While cities dominate most global Internet datasets, rural communities are often poorly served and remain poorly measured, despite being home to the majority of the world’s unconnected population.
Earlier this month, the Internet Society convened a panel at ACM SIGCOMM 2025 in Portugal on understanding Internet performance in rural and underserved areas.
Effective measurement is a prerequisite for diagnosing gaps, guiding investments, and shaping inclusive policy, but rural contexts have unique obstacles that need to be considered, such as sparse infrastructure, limited local expertise, and sometimes complex socio-economic environments.

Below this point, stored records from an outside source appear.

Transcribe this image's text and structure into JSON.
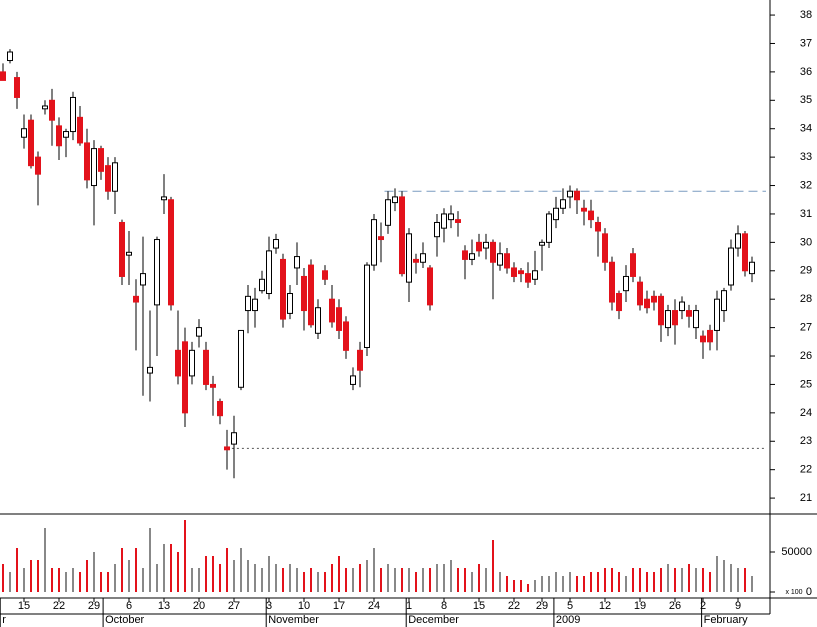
{
  "chart_data": {
    "type": "candlestick",
    "open": [
      36.0,
      36.4,
      35.8,
      33.7,
      34.3,
      33.0,
      34.7,
      35.0,
      34.1,
      33.7,
      33.9,
      34.4,
      33.5,
      32.0,
      33.3,
      32.7,
      31.8,
      30.7,
      29.55,
      28.1,
      28.5,
      25.4,
      27.8,
      31.5,
      31.5,
      26.2,
      26.5,
      25.3,
      26.7,
      26.2,
      25.0,
      24.4,
      22.8,
      22.9,
      24.9,
      27.6,
      27.6,
      28.3,
      28.2,
      29.8,
      29.4,
      27.5,
      29.1,
      28.8,
      29.2,
      26.8,
      29.0,
      28.0,
      27.7,
      27.2,
      25.0,
      26.2,
      26.3,
      29.2,
      30.2,
      30.6,
      31.4,
      31.6,
      28.6,
      29.4,
      29.3,
      29.1,
      30.2,
      30.5,
      30.8,
      30.8,
      29.7,
      29.4,
      30.0,
      29.8,
      30.0,
      29.2,
      29.6,
      29.1,
      29.0,
      28.9,
      28.7,
      29.9,
      30.0,
      30.8,
      31.2,
      31.6,
      31.8,
      31.2,
      31.1,
      30.7,
      30.3,
      29.3,
      28.2,
      28.3,
      29.6,
      28.6,
      28.0,
      28.1,
      28.1,
      27.0,
      27.6,
      27.6,
      27.6,
      27.0,
      26.7,
      26.9,
      26.9,
      27.6,
      28.5,
      29.8,
      30.3,
      28.9
    ],
    "high": [
      36.3,
      36.8,
      36.0,
      34.5,
      34.5,
      33.2,
      35.0,
      35.4,
      34.4,
      34.0,
      35.3,
      34.8,
      34.0,
      33.6,
      33.4,
      33.0,
      33.0,
      30.8,
      30.4,
      28.7,
      30.2,
      27.6,
      30.2,
      32.4,
      31.6,
      27.6,
      27.0,
      26.5,
      27.3,
      26.5,
      25.3,
      24.5,
      23.4,
      23.9,
      26.9,
      28.5,
      28.4,
      29.0,
      30.2,
      30.3,
      29.6,
      28.5,
      30.0,
      29.1,
      29.4,
      28.0,
      29.2,
      28.5,
      28.0,
      27.4,
      25.6,
      26.5,
      29.3,
      31.0,
      30.7,
      31.8,
      31.9,
      31.8,
      30.5,
      29.6,
      30.0,
      29.2,
      31.0,
      31.2,
      31.3,
      31.1,
      29.9,
      30.1,
      30.3,
      30.3,
      30.1,
      30.0,
      29.8,
      29.3,
      29.1,
      29.3,
      29.7,
      30.1,
      31.1,
      31.6,
      31.9,
      32.0,
      31.9,
      31.5,
      31.5,
      30.9,
      30.5,
      29.5,
      28.3,
      29.2,
      29.8,
      28.8,
      28.3,
      28.3,
      28.2,
      27.8,
      28.0,
      28.1,
      27.8,
      27.8,
      26.9,
      27.1,
      28.3,
      28.4,
      30.1,
      30.6,
      30.4,
      29.5
    ],
    "low": [
      35.7,
      36.3,
      34.7,
      33.3,
      32.6,
      31.3,
      34.5,
      33.4,
      32.9,
      33.0,
      33.6,
      33.4,
      31.9,
      30.6,
      32.2,
      31.5,
      31.0,
      28.5,
      28.5,
      26.2,
      24.6,
      24.4,
      26.0,
      31.0,
      27.6,
      25.0,
      23.5,
      25.0,
      26.3,
      24.8,
      23.9,
      23.6,
      22.0,
      21.7,
      24.8,
      26.8,
      27.0,
      28.2,
      28.0,
      29.6,
      27.0,
      27.3,
      28.5,
      26.9,
      27.0,
      26.6,
      28.5,
      27.0,
      26.6,
      25.9,
      24.8,
      24.9,
      26.0,
      29.0,
      29.3,
      30.3,
      31.1,
      28.8,
      27.9,
      28.9,
      29.1,
      27.6,
      29.5,
      30.0,
      30.5,
      30.2,
      28.7,
      29.2,
      29.5,
      29.4,
      28.0,
      29.0,
      28.9,
      28.6,
      28.6,
      28.4,
      28.5,
      29.0,
      29.8,
      30.5,
      31.0,
      31.2,
      31.0,
      30.6,
      30.5,
      29.5,
      29.0,
      27.6,
      27.3,
      27.9,
      28.6,
      27.6,
      27.5,
      27.6,
      26.5,
      26.7,
      26.4,
      27.3,
      27.0,
      26.6,
      25.9,
      26.2,
      26.2,
      27.2,
      28.3,
      29.5,
      28.8,
      28.6
    ],
    "close": [
      35.7,
      36.7,
      35.1,
      34.0,
      32.7,
      32.4,
      34.8,
      34.3,
      33.4,
      33.9,
      35.1,
      33.5,
      32.2,
      33.3,
      32.5,
      31.8,
      32.8,
      28.8,
      29.65,
      27.9,
      28.9,
      25.6,
      30.1,
      31.6,
      27.8,
      25.3,
      24.0,
      26.2,
      27.0,
      25.0,
      24.9,
      23.9,
      22.7,
      23.3,
      26.9,
      28.1,
      28.0,
      28.7,
      29.7,
      30.1,
      27.3,
      28.2,
      29.5,
      27.6,
      27.1,
      27.7,
      28.7,
      27.2,
      26.9,
      26.2,
      25.3,
      25.5,
      29.2,
      30.8,
      30.1,
      31.5,
      31.6,
      28.9,
      30.3,
      29.3,
      29.6,
      27.8,
      30.7,
      31.0,
      31.0,
      30.7,
      29.4,
      29.6,
      29.7,
      30.0,
      29.3,
      29.6,
      29.1,
      28.8,
      28.9,
      28.6,
      29.0,
      30.0,
      31.0,
      31.2,
      31.5,
      31.8,
      31.5,
      31.1,
      30.8,
      30.4,
      29.3,
      27.9,
      27.6,
      28.8,
      28.8,
      27.8,
      27.7,
      27.9,
      27.1,
      27.6,
      27.1,
      27.9,
      27.4,
      27.6,
      26.5,
      26.5,
      28.0,
      28.3,
      29.8,
      30.3,
      29.0,
      29.3
    ],
    "volume": [
      35000,
      25000,
      55000,
      30000,
      40000,
      40000,
      80000,
      30000,
      30000,
      25000,
      30000,
      25000,
      40000,
      50000,
      25000,
      25000,
      35000,
      55000,
      40000,
      55000,
      30000,
      80000,
      35000,
      60000,
      60000,
      50000,
      90000,
      30000,
      30000,
      45000,
      45000,
      35000,
      55000,
      40000,
      55000,
      40000,
      35000,
      30000,
      45000,
      35000,
      30000,
      35000,
      30000,
      25000,
      30000,
      25000,
      25000,
      35000,
      45000,
      30000,
      30000,
      35000,
      40000,
      55000,
      30000,
      35000,
      30000,
      30000,
      30000,
      25000,
      30000,
      30000,
      35000,
      35000,
      40000,
      30000,
      30000,
      25000,
      35000,
      30000,
      65000,
      25000,
      20000,
      15000,
      15000,
      10000,
      15000,
      20000,
      20000,
      25000,
      20000,
      25000,
      20000,
      20000,
      25000,
      25000,
      30000,
      30000,
      25000,
      20000,
      30000,
      30000,
      25000,
      25000,
      30000,
      35000,
      30000,
      30000,
      35000,
      30000,
      30000,
      25000,
      45000,
      40000,
      35000,
      30000,
      30000,
      20000
    ],
    "ylim": [
      20.44,
      38.53
    ],
    "yticks": [
      21,
      22,
      23,
      24,
      25,
      26,
      27,
      28,
      29,
      30,
      31,
      32,
      33,
      34,
      35,
      36,
      37,
      38
    ],
    "volume_ylim": [
      -7500,
      96250
    ],
    "volume_yticks": [
      0,
      50000
    ],
    "volume_unit_label": "x 100",
    "xticks": [
      {
        "value": 3,
        "label": "15"
      },
      {
        "value": 8,
        "label": "22"
      },
      {
        "value": 13,
        "label": "29"
      },
      {
        "value": 18,
        "label": "6"
      },
      {
        "value": 23,
        "label": "13"
      },
      {
        "value": 28,
        "label": "20"
      },
      {
        "value": 33,
        "label": "27"
      },
      {
        "value": 38,
        "label": "3"
      },
      {
        "value": 43,
        "label": "10"
      },
      {
        "value": 48,
        "label": "17"
      },
      {
        "value": 53,
        "label": "24"
      },
      {
        "value": 58,
        "label": "1"
      },
      {
        "value": 63,
        "label": "8"
      },
      {
        "value": 68,
        "label": "15"
      },
      {
        "value": 73,
        "label": "22"
      },
      {
        "value": 77,
        "label": "29"
      },
      {
        "value": 81,
        "label": "5"
      },
      {
        "value": 86,
        "label": "12"
      },
      {
        "value": 91,
        "label": "19"
      },
      {
        "value": 96,
        "label": "26"
      },
      {
        "value": 100,
        "label": "2"
      },
      {
        "value": 105,
        "label": "9"
      }
    ],
    "months": [
      {
        "value": -0.4,
        "label": "r"
      },
      {
        "value": 14.3,
        "label": "October"
      },
      {
        "value": 37.6,
        "label": "November"
      },
      {
        "value": 57.6,
        "label": "December"
      },
      {
        "value": 78.7,
        "label": "2009"
      },
      {
        "value": 99.8,
        "label": "February"
      }
    ],
    "hlines": [
      {
        "value": 31.8,
        "start": 54.5,
        "style": "dashed",
        "color": "#7a9cc0"
      },
      {
        "value": 22.75,
        "start": 32.7,
        "style": "dotted",
        "color": "#555555"
      }
    ],
    "colors": {
      "up": "#ffffff",
      "down": "#e3121b",
      "volume_up": "#888888",
      "volume_down": "#e3121b"
    }
  }
}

The panel, organized by me and IEEE’s Ritu Srivastava, brought together experts from India, the UK, and the United States to discuss why rural Internet measurement matters and how the research community can help.
Why Rural Matters
More than 2.6 billion people worldwide remain offline; most in rural areas. Connectivity gaps persist not only in availability but also in affordability and reliability. Even where mobile networks exist, backhaul capacity is often too limited to deliver stable performance.
Ritu Srivastava mentioned that measurement in rural areas is fundamentally about visibility. If regulators and policymakers don’t see the gaps, they will not act on them. Right now, many rural communities are simply invisible in the data.
The Gaps in Today’s Data
Much of the world’s Internet performance data comes from commercial platforms like Ookla, Cloudflare, and Fast.com. While these platforms provide invaluable data for research, the measurements are mostly concentrated in urban centers where volunteers and commercial demand are higher.
Traditional metrics like speed and latency do not necessarily reflect whether the Internet is meaningful, that is, reliable, affordable, and good enough for real use cases like schoolwork or telemedicine.
Read: A New Chapter in Internet Fragmentation
Additionally, small operators such as Community Networks and rural (wireless) ISPs often lack the capacity to host measurement probes, leaving them out of global datasets. This, therefore, creates ‘policy blind spots’ as governments need to rely on operator self-reporting or national averages that obscure local disparities.
Importance of Indigenous Internet Measurement Platforms
Panelists pointed to promising local efforts that address these blind spots.
- In India, researchers created a grassroots measurement platform (AIORI) tailored to rural users.
- In Indonesia, a public app (MySpeed) helps capture regional network conditions.
- In Malaysia, open-source probes installed on cell towers exposed gaps between official coverage maps and lived experience.
- In Thailand, researchers at Kasetsart University have developed a local framework for consumer-based speedtest measurements.
“These efforts show the power of local innovation,” said Srivastava. “But they also highlight the need for global frameworks that can integrate community-driven measurements.”
Expert Insights and Key Questions for Policymakers and Researchers
Sarbani Banerjee Belur (BITS Pilani, India) emphasized that the pipeline into rural areas—the middle-mile and backhaul—is often the weakest link. Without strengthening upstream capacity, rural last-mile deployments struggle.
Shaddi Hasan (Virginia Tech, USA) noted that while it is easier than ever to deploy local LTE or fiber networks, “community networks live or die on their middle-mile. Without reliable upstream links, it doesn’t matter how strong the local network is.” He argued that measurement must also support regulatory and funding processes, not just academic research.
Read: Measuring Broadband Policy Success in Rural America
Finally, Nishanth Sastry (University of Surrey, UK) presented findings from LEOScope, a testbed for measuring Low-Earth Orbit (LEO) satellite performance. He warned that while Starlink and similar systems can deliver fiber-like speeds in remote regions, their orbital design often favors wealthier areas, raising concerns about new forms of digital inequality.
Read: LEO Satellite Internet Latency Varies Dramatically Depending on Where You Are in the World
The discussion converged on several pressing questions:
- What new metrics can better capture the rural Internet experience?
- How can community-driven measurements be integrated into global platforms?
- What role should governments and funders play in supporting local and community networks?
- Will emerging technologies like LEO satellites reduce or reinforce the digital divide?
Towards a More Inclusive Internet
The panel made clear that rural Internet measurement is not just a technical issue—it is a matter of digital equity. Without visibility into rural performance, underserved communities risk being left behind as the Internet continues to evolve.
The next billion users will largely come from rural areas, and if we don’t measure their experience, we can’t meaningfully improve it. The Internet Society, through projects like Pulse, is working with researchers, policymakers, and community networks to close this gap—ensuring that Internet measurement reflects not just urban centers but the lived reality of rural users worldwide.